If Peepal Tree and its writers are a family then what of Inscribe, its writer development program and publishing banner? Perhaps we can consider them as members who lived at home but moved out. They live elsewhere, do their own things but come home to visit regularly. Inscribe uses a series of workshops, events and professional advice to nurture unpublished writers. As a writer myself, I was keen to learn more about this branch of Peepal Tree but my time there did not include much contact with Inscribe. As a development program, Inscribe[ix] brings new members to the family, introducing them through its fiction and poetry anthologies such as Closure and Filigree. Some of the writers developed through Inscribe progress from chapbooks and anthologies eventually to books and collections of their own.
As I finished my last day at Peepal Tree, Jeremy and I reflected on my six weeks there. We thanked each other for our time and the experience of working together. It was a short and very fast six weeks, but in those weeks, I had come to know Jeremy, Hannah and Peepal Tree much better. As I left, I extended my hand to Jeremy, still edging around the boundaries of a boss-intern relationship. Instead of shaking my hand, Jeremy embraced me and said, ‘If you ever need anything, just let us know. You’re part of the family now.’ That moment will always stay with me.
Although it has been over a year since I was in Leeds for my placement, I still feel connected to the place and people who made me feel at home. Since my time at Peepal Tree, a lot has changed and I have taken on other publishing roles. However, what I learned and how I was welcomed by Jeremy, Hannah and the rest of the community is something I think about frequently. I may not be attached to Leeds physically, but I always have in my mind the assurance that if I were ever to return I would feel the familiarity and security a good home offers.
Peepal Tree has maintained its ties with this new member, and it is warming to hear from them on their social media accounts or be acknowledged for some of the work I contributed to while I was there. I will always remember the office which played an integral part of the beginning of my publishing career.
[i] Poynting, Jeremy, An Interview with Peepal Tree Press, Dundee University Review of the Arts, 2019, Available at: https://www.youtube.com/watch?v=U0388cAD0EQ, [accessed 4/09/18]
[ii] A more extensive history on Peepal Tree Press can be found on its website: https://www.peepaltreepress.com/about-us
[iii] New Voices is a New Voices in Postcolonial Studies’ is a postgraduate researcher-led network for graduate students at institutions across the Midlands and Yorkshire (based at M4C and WRoCAH
[iv] Harry Goldbourne, Caribbean Transnational Experience, (London, Pluto Press,2002), p.16.
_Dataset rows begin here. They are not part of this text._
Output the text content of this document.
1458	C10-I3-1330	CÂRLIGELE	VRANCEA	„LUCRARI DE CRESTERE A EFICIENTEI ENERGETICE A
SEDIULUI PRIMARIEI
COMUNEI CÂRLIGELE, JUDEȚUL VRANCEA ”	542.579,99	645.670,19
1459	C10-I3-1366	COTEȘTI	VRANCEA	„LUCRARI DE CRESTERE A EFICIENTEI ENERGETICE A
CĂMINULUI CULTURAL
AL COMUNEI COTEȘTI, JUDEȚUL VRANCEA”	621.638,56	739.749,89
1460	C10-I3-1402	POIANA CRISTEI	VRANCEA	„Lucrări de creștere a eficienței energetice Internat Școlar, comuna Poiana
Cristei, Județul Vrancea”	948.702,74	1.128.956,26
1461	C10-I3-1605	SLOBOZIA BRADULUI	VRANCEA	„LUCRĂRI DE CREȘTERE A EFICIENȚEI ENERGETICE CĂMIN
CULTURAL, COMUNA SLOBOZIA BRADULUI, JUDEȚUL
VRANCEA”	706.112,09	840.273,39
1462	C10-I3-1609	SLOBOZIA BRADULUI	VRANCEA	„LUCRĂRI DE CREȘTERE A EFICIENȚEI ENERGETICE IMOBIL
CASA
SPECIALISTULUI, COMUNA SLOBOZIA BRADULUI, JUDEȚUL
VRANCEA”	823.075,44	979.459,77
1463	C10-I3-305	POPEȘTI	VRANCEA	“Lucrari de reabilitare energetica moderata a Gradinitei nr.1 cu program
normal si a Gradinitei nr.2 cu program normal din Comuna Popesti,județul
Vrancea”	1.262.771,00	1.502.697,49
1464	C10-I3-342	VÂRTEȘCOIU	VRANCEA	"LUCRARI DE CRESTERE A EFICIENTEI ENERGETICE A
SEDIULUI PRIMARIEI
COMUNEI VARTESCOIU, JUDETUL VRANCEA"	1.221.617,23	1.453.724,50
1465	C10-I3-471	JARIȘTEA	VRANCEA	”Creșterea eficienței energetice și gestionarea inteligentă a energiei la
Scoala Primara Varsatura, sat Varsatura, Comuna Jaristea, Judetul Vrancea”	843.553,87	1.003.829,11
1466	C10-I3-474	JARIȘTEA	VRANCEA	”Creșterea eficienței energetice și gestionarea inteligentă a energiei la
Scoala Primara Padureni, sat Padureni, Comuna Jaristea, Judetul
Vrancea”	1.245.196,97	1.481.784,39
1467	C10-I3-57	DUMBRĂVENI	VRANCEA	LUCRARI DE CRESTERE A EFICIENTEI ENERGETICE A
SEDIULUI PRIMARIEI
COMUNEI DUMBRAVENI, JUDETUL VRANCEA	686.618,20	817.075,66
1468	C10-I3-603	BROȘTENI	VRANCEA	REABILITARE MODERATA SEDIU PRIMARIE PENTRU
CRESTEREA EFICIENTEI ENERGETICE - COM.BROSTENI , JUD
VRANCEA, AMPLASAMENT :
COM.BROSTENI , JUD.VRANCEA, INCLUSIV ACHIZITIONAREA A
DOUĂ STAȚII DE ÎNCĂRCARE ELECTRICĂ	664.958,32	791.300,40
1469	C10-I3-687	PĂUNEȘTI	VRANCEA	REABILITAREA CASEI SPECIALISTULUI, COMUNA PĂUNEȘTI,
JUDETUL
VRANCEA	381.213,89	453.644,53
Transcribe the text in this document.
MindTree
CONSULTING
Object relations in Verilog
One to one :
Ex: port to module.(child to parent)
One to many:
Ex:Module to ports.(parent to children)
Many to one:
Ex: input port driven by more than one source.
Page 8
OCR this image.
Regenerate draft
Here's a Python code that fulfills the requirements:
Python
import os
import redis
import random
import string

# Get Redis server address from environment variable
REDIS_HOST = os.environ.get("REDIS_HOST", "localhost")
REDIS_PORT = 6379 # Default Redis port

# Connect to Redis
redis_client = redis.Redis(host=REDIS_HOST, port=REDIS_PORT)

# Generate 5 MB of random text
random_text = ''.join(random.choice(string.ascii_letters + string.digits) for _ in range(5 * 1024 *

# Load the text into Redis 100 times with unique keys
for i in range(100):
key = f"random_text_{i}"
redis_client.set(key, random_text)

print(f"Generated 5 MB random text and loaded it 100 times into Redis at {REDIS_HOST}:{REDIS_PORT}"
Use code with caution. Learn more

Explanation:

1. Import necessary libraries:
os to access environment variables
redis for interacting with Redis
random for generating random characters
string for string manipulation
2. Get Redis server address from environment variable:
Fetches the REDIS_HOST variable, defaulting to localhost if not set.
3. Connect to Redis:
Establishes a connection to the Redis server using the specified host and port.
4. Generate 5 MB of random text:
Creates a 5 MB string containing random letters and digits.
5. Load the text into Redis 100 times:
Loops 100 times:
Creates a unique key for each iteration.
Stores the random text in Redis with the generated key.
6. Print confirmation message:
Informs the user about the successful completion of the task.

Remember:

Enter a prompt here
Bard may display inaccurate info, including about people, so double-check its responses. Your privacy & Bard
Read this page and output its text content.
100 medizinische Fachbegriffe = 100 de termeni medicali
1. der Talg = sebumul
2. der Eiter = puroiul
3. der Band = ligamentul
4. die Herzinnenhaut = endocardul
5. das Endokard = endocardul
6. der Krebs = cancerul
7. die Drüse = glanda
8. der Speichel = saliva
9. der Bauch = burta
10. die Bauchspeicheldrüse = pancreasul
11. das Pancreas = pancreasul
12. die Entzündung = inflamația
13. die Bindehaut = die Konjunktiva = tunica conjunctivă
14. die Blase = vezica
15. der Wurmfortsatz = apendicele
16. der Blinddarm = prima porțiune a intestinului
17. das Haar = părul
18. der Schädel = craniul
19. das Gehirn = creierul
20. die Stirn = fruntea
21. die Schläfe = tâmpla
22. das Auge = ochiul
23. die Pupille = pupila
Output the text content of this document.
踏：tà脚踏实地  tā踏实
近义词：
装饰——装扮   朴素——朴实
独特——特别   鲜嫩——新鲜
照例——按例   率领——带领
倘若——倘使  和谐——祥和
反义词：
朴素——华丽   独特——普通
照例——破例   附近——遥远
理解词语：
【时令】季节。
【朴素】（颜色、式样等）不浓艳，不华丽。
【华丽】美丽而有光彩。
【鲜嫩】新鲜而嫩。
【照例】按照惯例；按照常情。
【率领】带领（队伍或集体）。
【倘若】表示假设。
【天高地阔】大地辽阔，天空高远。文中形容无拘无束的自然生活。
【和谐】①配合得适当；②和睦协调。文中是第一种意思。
[v] Jeremy Poynting, Foundations of a Movement, (London, John La Rose Tribute Committee, 1991), p. 149.
[vi] Brian, W. Alleyne, Radicals Against Race: Black Activism and Cultural Politics, (Oxford, Berg, 2002), p.21.
[vii] Ibid, p.65/
[viii] In this instance, I was more interested in ‘home’ in a more familial sense, as opposed to the Home of Caribbean and Black British writing in business sense where Peepal Tree is a place where these writers have placed their writing.
[ix] Inscribe is run by Peepal Tree’s own Kadija George and Dorothea Smartt. Their emphasis is a mixture of writing workshops, residential weekends, bringing in people to stimulate and generate ideas and things, but also practical and professional development.